La culture décrite dans le film, les Wayuu, fonctionne selon des codes qui ne sont pas très éloignés de ceux de la mafia mais les deux cinéastes, souhaitant sortir des limites d’un cinéma trop replié sur lui-même, ont ici voulu élargir les frontières sclérosantes de la création.

C’est en interrogeant entre 2006 et 2007, au cours d’ un séjour sur le côte du nord de la Colombie, des individus appartenant aux populations locales et en mesurant l’intérêt des récits recueillis que le couple de cinéastes s’est interrogé sur le fait que personne jusque là n’avait eu l’idée de raconter cet épisode de la naissance des cartels de la drogue.

Ils ont associé leur projet au fait que dans l’art colombien, il y a souvent eu glorification de la violence, une fascination pour le pouvoir et pour les aspects les plus brutaux des conflits opposant des bandes rivales.

«  Les oiseaux de passage » est une métaphore de l’histoire de la Colombie traitée comme une tragédie familiale qui devient une tragédie nationale qui, en renvoyant au passé, permet de mieux comprendre le pays aujourd’hui.

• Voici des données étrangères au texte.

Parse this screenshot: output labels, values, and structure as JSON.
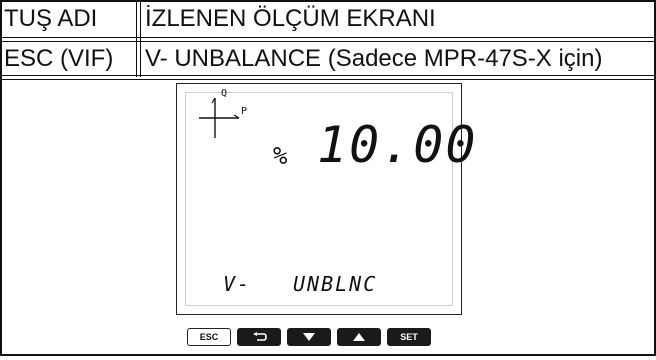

Le contexte politique actuel, avec la mise en œuvre du processus de paix entre le gouvernement et les FARC offrait une opportunité pour raconter ce type d’histoire et permettre à la bonanza Marimbera de faire la lumière sur cette période inconnue des jeunes générations, et de créer un outil permettant de reconstituer un pan de l’histoire du pays.

Dans «  Les oiseaux de passage  », il est à noter que les personnages féminins occupent une place importante alors que, généralement et notamment dans le cinéma noir hollywoodien, les femmes sont cantonnées aux secondes rôles.

Constat d’autant plus surprenant que l’ethnie Wayuu qui est une culture particulièrement vivante s’est très peu frottée au reste du pays et à la culture occidentale.

Une œuvre forte. Un récit percutant.